Farelogix said it is building an open-source front end for its FLX platform that will better meet the needs of travel management companies and enable airlines to merchandise their products more easily.
Dubbed Project Hawkeye, it can be used as an off-the-shelf agent desktop or customized and extended to fit a particular customer's business, preferences or workflow needs.The application can be used separately from FLX when it is developed against a user's own travel source connections, Jim Davidson, chief executive officer of Farelogix, said.
Davidson said the source code for the application, dubbed Project Hawkeye, will be made available for download by anyone who wants to use it. The first download is scheduled for March 26."We are building a foundation of applications that agencies can use in an open-source community," he said. By making Hawkeye available to any and all developers, "we'll create a totally ubiquitous front end."
The Hawkeye application is designed to support air, car and hotel shopping, booking and servicing, unbundled selling and merchandising, reservations servicing (exchange, refund, upgrades, seat assignments, etc.), and profile integration with legacy or third- party systems. It is designed for a content-independent environment and enables users to create, manage and service multi-source PNRs.
Davidson noted that Farelogix is not being overly generous in making the source code available at no charge. "There are going to be a certain number of people who take that source code and come back to us for our blue box" -- the Farelogix FLX middleware platform "and we're not giving that away." The FLX platform supports a business rules engine and connectivity to a variety of traditional systems, supplier-direct connections and Web-based content.

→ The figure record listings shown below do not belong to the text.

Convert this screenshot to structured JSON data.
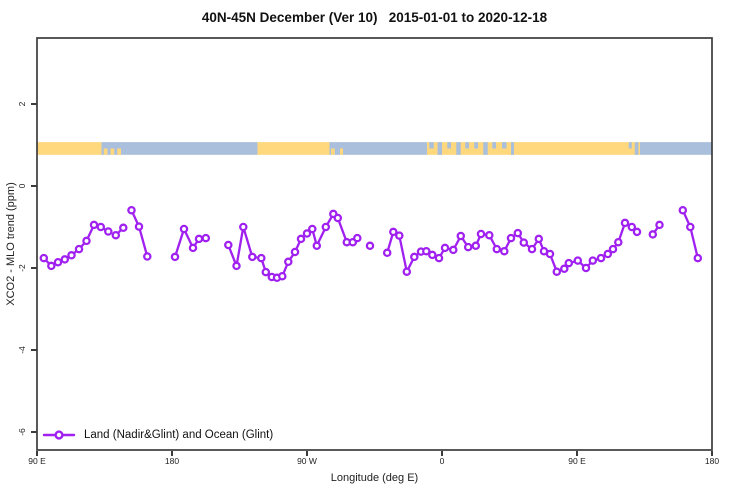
{
  "chart_data": {
    "type": "line",
    "title": "40N-45N December (Ver 10)   2015-01-01 to 2020-12-18",
    "xlabel": "Longitude (deg E)",
    "ylabel": "XCO2 - MLO trend (ppm)",
    "xlim": [
      90,
      540
    ],
    "ylim": [
      -6.44,
      3.61
    ],
    "grid": false,
    "x_ticks": [
      {
        "value": 90,
        "label": "90 E"
      },
      {
        "value": 180,
        "label": "180"
      },
      {
        "value": 270,
        "label": "90 W"
      },
      {
        "value": 360,
        "label": "0"
      },
      {
        "value": 450,
        "label": "90 E"
      },
      {
        "value": 540,
        "label": "180"
      }
    ],
    "y_ticks": [
      {
        "value": 2,
        "label": "2"
      },
      {
        "value": 0,
        "label": "0"
      },
      {
        "value": -2,
        "label": "-2"
      },
      {
        "value": -4,
        "label": "-4"
      },
      {
        "value": -6,
        "label": "-6"
      }
    ],
    "legend": {
      "position": "bottom-left",
      "entries": [
        {
          "label": "Land (Nadir&Glint) and Ocean (Glint)",
          "color": "#A020F0",
          "marker": "open-circle"
        }
      ]
    },
    "series": [
      {
        "name": "Land (Nadir&Glint) and Ocean (Glint)",
        "color": "#A020F0",
        "marker": "open-circle",
        "segments": [
          [
            [
              94.5,
              -1.76
            ],
            [
              99.5,
              -1.95
            ],
            [
              104,
              -1.86
            ],
            [
              108.5,
              -1.79
            ],
            [
              113,
              -1.69
            ],
            [
              118,
              -1.54
            ],
            [
              123,
              -1.34
            ],
            [
              128,
              -0.95
            ],
            [
              132.5,
              -1.0
            ],
            [
              137.5,
              -1.11
            ]
          ],
          [
            [
              142.5,
              -1.2
            ],
            [
              147.5,
              -1.02
            ]
          ],
          [
            [
              153,
              -0.59
            ],
            [
              158,
              -0.99
            ],
            [
              163.5,
              -1.72
            ]
          ],
          [
            [
              182,
              -1.73
            ],
            [
              188,
              -1.05
            ],
            [
              194,
              -1.51
            ],
            [
              198,
              -1.29
            ],
            [
              202.5,
              -1.27
            ]
          ],
          [
            [
              217.5,
              -1.44
            ],
            [
              223,
              -1.95
            ],
            [
              227.5,
              -1.0
            ],
            [
              233.5,
              -1.73
            ],
            [
              239.5,
              -1.76
            ],
            [
              242.5,
              -2.1
            ],
            [
              246.5,
              -2.22
            ],
            [
              250,
              -2.24
            ],
            [
              253.5,
              -2.2
            ],
            [
              257.5,
              -1.85
            ],
            [
              262,
              -1.61
            ],
            [
              266,
              -1.29
            ],
            [
              270,
              -1.16
            ],
            [
              273.5,
              -1.05
            ],
            [
              276.5,
              -1.46
            ],
            [
              282.5,
              -1.0
            ],
            [
              287.5,
              -0.68
            ],
            [
              290.5,
              -0.78
            ],
            [
              296.5,
              -1.37
            ],
            [
              300.5,
              -1.37
            ],
            [
              303.5,
              -1.27
            ]
          ],
          [
            [
              312,
              -1.46
            ]
          ],
          [
            [
              323.5,
              -1.63
            ],
            [
              327.5,
              -1.12
            ],
            [
              331.5,
              -1.21
            ],
            [
              336.5,
              -2.09
            ],
            [
              341.5,
              -1.73
            ],
            [
              346,
              -1.6
            ],
            [
              349.5,
              -1.59
            ],
            [
              353.5,
              -1.68
            ],
            [
              358,
              -1.76
            ],
            [
              362,
              -1.51
            ],
            [
              367.5,
              -1.56
            ],
            [
              372.5,
              -1.22
            ],
            [
              377.5,
              -1.49
            ],
            [
              382.5,
              -1.46
            ],
            [
              386,
              -1.17
            ],
            [
              391.5,
              -1.2
            ],
            [
              396.5,
              -1.54
            ],
            [
              401.5,
              -1.59
            ],
            [
              406,
              -1.27
            ],
            [
              410.5,
              -1.15
            ],
            [
              414.5,
              -1.38
            ],
            [
              420,
              -1.54
            ],
            [
              424.5,
              -1.29
            ],
            [
              428,
              -1.59
            ],
            [
              432,
              -1.66
            ],
            [
              436.5,
              -2.09
            ],
            [
              441.5,
              -2.02
            ],
            [
              444.5,
              -1.88
            ],
            [
              450.5,
              -1.82
            ],
            [
              456,
              -2.0
            ],
            [
              460.5,
              -1.82
            ],
            [
              466,
              -1.76
            ],
            [
              470.5,
              -1.66
            ],
            [
              474,
              -1.54
            ],
            [
              477.5,
              -1.37
            ],
            [
              482,
              -0.9
            ],
            [
              486.5,
              -1.0
            ],
            [
              490,
              -1.12
            ]
          ],
          [
            [
              500.5,
              -1.18
            ],
            [
              505,
              -0.95
            ]
          ],
          [
            [
              520.5,
              -0.59
            ],
            [
              525.5,
              -1.0
            ],
            [
              530.5,
              -1.76
            ]
          ]
        ]
      }
    ],
    "land_ocean_strip": {
      "y_top": 1.07,
      "y_bottom": 0.76,
      "land_color": "#FFD87E",
      "ocean_color": "#A9BFDB",
      "segments": [
        [
          90,
          133,
          "land"
        ],
        [
          133,
          237,
          "ocean"
        ],
        [
          237,
          285,
          "land"
        ],
        [
          285,
          350,
          "ocean"
        ],
        [
          350,
          492,
          "land"
        ],
        [
          492,
          540,
          "ocean"
        ]
      ],
      "patches": [
        [
          134.5,
          137,
          "land",
          "bottom"
        ],
        [
          139,
          141.5,
          "land",
          "bottom"
        ],
        [
          143.5,
          146,
          "land",
          "bottom"
        ],
        [
          286,
          288.5,
          "land",
          "bottom"
        ],
        [
          292,
          294,
          "land",
          "bottom"
        ],
        [
          351.5,
          354.5,
          "ocean",
          "top"
        ],
        [
          357,
          360,
          "ocean",
          "full"
        ],
        [
          363.5,
          366,
          "ocean",
          "top"
        ],
        [
          369.5,
          372.5,
          "ocean",
          "full"
        ],
        [
          375.5,
          378,
          "ocean",
          "top"
        ],
        [
          381.5,
          384,
          "ocean",
          "top"
        ],
        [
          387.5,
          390.5,
          "ocean",
          "full"
        ],
        [
          393.5,
          396,
          "ocean",
          "top"
        ],
        [
          400,
          403,
          "ocean",
          "top"
        ],
        [
          406,
          408,
          "ocean",
          "full"
        ],
        [
          484.5,
          486.5,
          "ocean",
          "top"
        ],
        [
          488.5,
          491,
          "ocean",
          "full"
        ]
      ]
    }
  },
  "colors": {
    "series": "#A020F0",
    "land": "#FFD87E",
    "ocean": "#A9BFDB",
    "axis": "#3c3c3c"
  }
}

Davidson described how the community would work: "XYX agency downloads the source code. It does things to it and comes up with a cool way to book hotels, and it adds that back into the community." He noted that if a feature is developed that is a trade secret, "you don't have to put that back in." And not everyone will want to switch on every innovation. Some developers might think it fun to make certain colors flash, for example. Other members of the community can block such features. Farelogix will act as manager of the community and will release a new version "every quarter or so."
The idea behind Hawkeye is "to get more innovation back into the travel industry," Davidson said. Because so much of the travel industry's technology has been developed as proprietary, closed systems, innovation has flourished only on the negotiation side, he said. "There's pent-up demand out there, and we hope to kick-start a lot of great talent."
Davidson said Hawkeye will enable airlines to get their merchandising and unbundling models onto the user interfaces of travel management companies much sooner. While some airlines -- notably Air Canada -- have made their application protocol interfaces available to all comers, few entities have come up with a graphical user interface that can support them, he said. "It's like walking around with a four-pronged extension cord," Davidson said. "It's not trivial work."